【特集】「記憶と思い出を残していこう」 沖縄からやってきた女性が作り上げた民芸と伝統を融合した場所 島根県松江市
民芸も楽しめる古民家の飲食店が誕生です。島根県松江市の窯で作られた食器で料理を味わいながら、ものづくりの体験などもできるコミュニティー施設が、1月31日にオープンしました。立ち上げたのは、沖縄県から移住した女性です。
器に華を添える色とりどりの食材。そこは、昭和の雰囲気が漂う古民家。そして、集う人たち。1月31日、島根県松江市にできたのは、器など民芸を楽しむ新たな飲食店です。
島根県松江市の宍道湖近くにオープンした「グローカル スペース&」木造2階建ての小さな古民家を改装して作りました。オープン1か月前の去年12月ー。
岸本さん
「記憶と思い出を残していこう 松江にも」
30年近く誰も住んでいなかった空き家。そこに目をつけたのが島根県松江市地域おこし協力隊として活動する岸本廣美さんです。
岸本廣美さん
「私にとっては見たことのない建物おうち自体が珍しいなって思うので、残していきたいなんだろうすべてがすごい感動します」
沖縄県出身で日本らしい文化の残る移住先を探していた岸本さんは2022年、島根県松江市に移住。地域おこし協力隊として松江の魅力を発信してきました。市内にある陶芸の窯をめぐる中で、器の魅力にはまった岸本さん。陶芸作家の作った皿を広める飲食店の立ち上げを思いつき場所を探していたところ、この空き家と出会いました。
岸本廣美さん
「感動します。小さい間口で小さい階段あたたかみのある感じがいいなと」
岸本さんの出身地である沖縄県は、台風が多いことからコンクリート製の住宅が多く、木造建築はあまり見られないといいます。そこで、古き木造の日本の住宅を残していきたいと松江市のチャレンジショップの補助金などを活用して、去年秋から古民家の改修を始めたのです。去年12月には従業員や関係者が壁に新しいタイルを張り、建物に新たな息吹を吹きこみました。3か月ほどで改修を終え、新しく生まれ変わった古民家。自分たちで張ったタイルも温かみを加え、もとの建物の雰囲気を生かした飲食店となりました。
■提供される器は客自ら器を選ぶ
台所などがあった居間は、白い壁が映える、飲食スペースに。その脇には、島根県松江市内8つの窯元の器が並べられています。この飲食店は、客が自ら器を選んで食事をするというスタイル。普段、飲食店ではあまり見られない器選び。来店客は料理が乗る前の器そのものを見てその後、実際に使うことで民芸が持つ「用の美」を体験できます。

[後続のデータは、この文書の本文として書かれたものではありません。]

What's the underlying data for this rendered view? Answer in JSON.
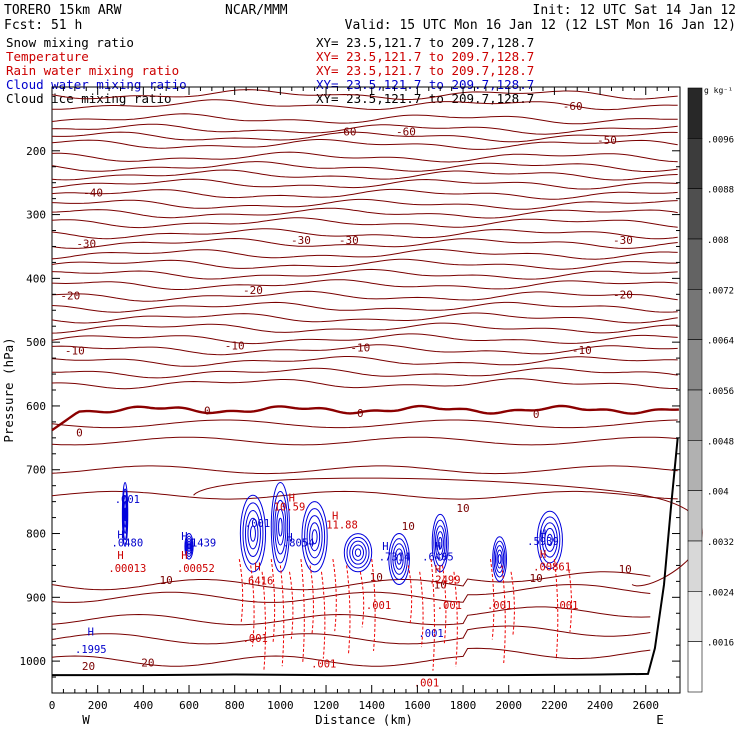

1月31日は、島根県松江市の食材などを使った、いろどり豊かな和定食が提供され、初日から11人分の飲食スペースはすぐに満席になる盛況ぶりでした。
客
「いろんなバラエティな器があるのは選ぶとき楽しいですし、そういった思い付きもいいんじゃないでしょうか」
「食べる前から楽しみで食べてもおいしいです。そういうお皿を選ぶところから楽しむというのが改めてお料理って楽しいなと思いました」
「場所もいいと思いますね。人口が減って高齢者が多い中で新しく寄ってくれるくれるような場所がほかにもできるといいと思います」
■2階はコミュニティスペースとして活用
そして2階は、2部屋あった和室がコミュニティースペースへと生まれ変わりました。この日は、島根県松江市八雲町でつづく伝統の和紙「出雲民芸紙」に触れてもらい小物づくりをするワークショップも開かれました。
出雲民芸紙のワークショップを開催 尾野久子さん
「すごくこの造りとかちょうどいい広さ。この場所で出雲民芸紙の存在を知ってもらって、和紙の魅力を知っていただきたいなと思います」
岸本廣美さん
「私が松江の作家さんのもとを訪問したとき、個性が豊かで自然を意識してっていう方が多いなと思ってたのでまず、その方たちを知ってほしいという素直な意見から生まれたこのお店なので、みなさんが交流できるようなスペースとして使っていただけたらなと思っております」
古民家を活用しながら民芸に触れて、その良さも広めたい。松江の伝統がこのスペースで息づいています。